Spang Technologies implements a set off comprehensive measures and procedures to ensure business continuity and reliability.
A dedicated IT department is responsible for Infrastructure Engineering, Infrastructure Change and Release Management. Responsible people are informed about all significant events concerning the functioning of the information infrastructure on the 24x7 basis by using mobile phones with Email2SMS service enabled.
We have more than 300 Intel P4 (Core 2 Duo) and Apple Macintosh workstations and 30 servers in our four datacenters located in Minsk. All our datacenters are equipped with efficient air conditioning, fire protection and UPS power protection systems. Each server is built on the RAID technology (Level 1 or Level 5 controllers are used).
Internet Redundancy and Data Exchange
Reliable Internet connection is provided via two independent data links with the bandwidth of 4 and 1 Mbps. The connection between the datacenters is provided via fiber-optic links with the bandwidth of 1Gbps. Reliability of power supply is ensured by the presence of 3 separate and independent power feeders at every datacenter and by the usage of high-performance UPSes. Internal information infrastructure includes 20 HP ProCurve switches, 1 Cisco router and a set of telephony equipment (hardware (Coral) and IP (Asterisk) telephone stations, 200 telephones and 5 GSM gateways).
Network Services Reliability
Failover capabilities are implemented for the main network services, such as Mail, DNS, Internet Access, Active Directory and development servers. The Mail Server backup is performed via two backup servers, one located in Europe and another in North America. This mechanism ensures that no incoming and outgoing mail is lost.
We have developed a number of documents covering our Security Policy: General Network Usage Policy, Sensitive Information Encryption and Exchange Policies. General compliance with our security policy and regulations is ensured by the usage of logon scripts and Group Policies.
We perform careful security checks of every person that is applying for a job. Confidentiality Agreements are an important part of the security system and every employee we hire is to sign such an Agreement. All the security-related cases and incidents are tracked and resolved by Department Managers. We inform all the people we hire about the Company's security standards and keep this knowledge up-to-date by organizing special training programs on regular basis.
Physical Security and Access Control
We imply a multi-level access control system. On the first level our security service is checking our employee's ID-badges to ensure they are authorized to access the building. The next level of access control is based on the usage of electronic cards, each possessing unique radio metrics, that are given to every employee that is authorized to access the floors of our buildings. We have installed effective video monitoring and alert systems in our offices and have arranged Governmental Security Service's (Police) protection of our property. The access control system is managed from one central control point, though each datacenter's security system is independent.
Customers Data Protection
We understand that security of our client's data in number one priority for our business. We use 256 bit AES algorithm for traffic encryption and 2048 bit public/private keys pair for authentication purposes. Sensitive data is exchanged via SFTP server and PGP is used for emails encryption. This way compliance with the ISO standards for information security is provided. We also strictly follow all the governmental rules and regulations for emergency issues.
For development purposes we use virtualization technology which enables us to build a separate operational environment for each project and thus increase resource allocation flexibility and effectiveness. This technology is based on the usage of VMware Server 1.0, VMware ESX Server 3.0 and VMware Infrastructure for project monitoring.
All the processes are constantly monitored by the administrative team and vital information on all the important changes and incidents is tracked and logged via Syslog Server for future audit.

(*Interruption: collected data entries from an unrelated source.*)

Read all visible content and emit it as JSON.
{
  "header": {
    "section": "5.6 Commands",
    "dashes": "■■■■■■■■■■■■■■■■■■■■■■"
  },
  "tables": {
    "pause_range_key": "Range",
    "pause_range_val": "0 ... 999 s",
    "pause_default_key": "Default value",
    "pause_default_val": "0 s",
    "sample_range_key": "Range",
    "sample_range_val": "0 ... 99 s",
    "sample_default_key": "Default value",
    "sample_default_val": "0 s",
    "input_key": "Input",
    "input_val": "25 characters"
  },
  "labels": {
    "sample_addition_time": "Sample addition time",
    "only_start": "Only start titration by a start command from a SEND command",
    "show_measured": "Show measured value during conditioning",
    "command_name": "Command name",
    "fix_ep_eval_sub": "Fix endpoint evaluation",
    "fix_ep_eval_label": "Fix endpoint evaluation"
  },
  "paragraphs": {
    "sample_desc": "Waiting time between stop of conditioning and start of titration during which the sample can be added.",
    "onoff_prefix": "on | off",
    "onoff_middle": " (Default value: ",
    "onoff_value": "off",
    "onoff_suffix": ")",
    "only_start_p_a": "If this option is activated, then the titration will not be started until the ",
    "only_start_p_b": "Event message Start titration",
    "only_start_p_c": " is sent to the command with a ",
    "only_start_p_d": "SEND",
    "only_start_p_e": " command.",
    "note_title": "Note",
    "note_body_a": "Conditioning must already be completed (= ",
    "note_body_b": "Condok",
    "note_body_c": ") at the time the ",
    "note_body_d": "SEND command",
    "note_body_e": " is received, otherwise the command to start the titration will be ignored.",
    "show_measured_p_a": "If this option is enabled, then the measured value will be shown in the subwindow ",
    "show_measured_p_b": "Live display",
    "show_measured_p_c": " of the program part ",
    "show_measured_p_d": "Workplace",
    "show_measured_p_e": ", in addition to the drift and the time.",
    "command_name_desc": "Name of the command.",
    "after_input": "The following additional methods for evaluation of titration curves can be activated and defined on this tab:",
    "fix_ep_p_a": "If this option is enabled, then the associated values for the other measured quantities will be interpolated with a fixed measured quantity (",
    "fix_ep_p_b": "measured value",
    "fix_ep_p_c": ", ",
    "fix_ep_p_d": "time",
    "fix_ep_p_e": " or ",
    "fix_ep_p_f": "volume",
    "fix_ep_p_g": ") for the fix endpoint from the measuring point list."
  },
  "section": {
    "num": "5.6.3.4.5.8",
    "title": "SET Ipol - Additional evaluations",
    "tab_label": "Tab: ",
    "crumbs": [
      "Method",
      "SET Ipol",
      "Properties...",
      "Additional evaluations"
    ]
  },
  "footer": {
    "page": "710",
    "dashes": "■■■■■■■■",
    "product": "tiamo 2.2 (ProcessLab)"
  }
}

The Information Life Cycle Management (ILM) process we have developed at Spang Technologies includes a set of data protection and other security-related activities. A special data recovery scenario is presupposed for each kind of potential data loss situation (e.g. hardware or software failure, computer virus, human mistake, etc.). The process of backup copies creation is regulated by the Backup Process Plan.
Effective backup procedures are ensured by a number of physically distributed backup locations Spang Technologies has in its offices in Minsk, dedicated servers in several countries of the world and high level of encryption of backup data.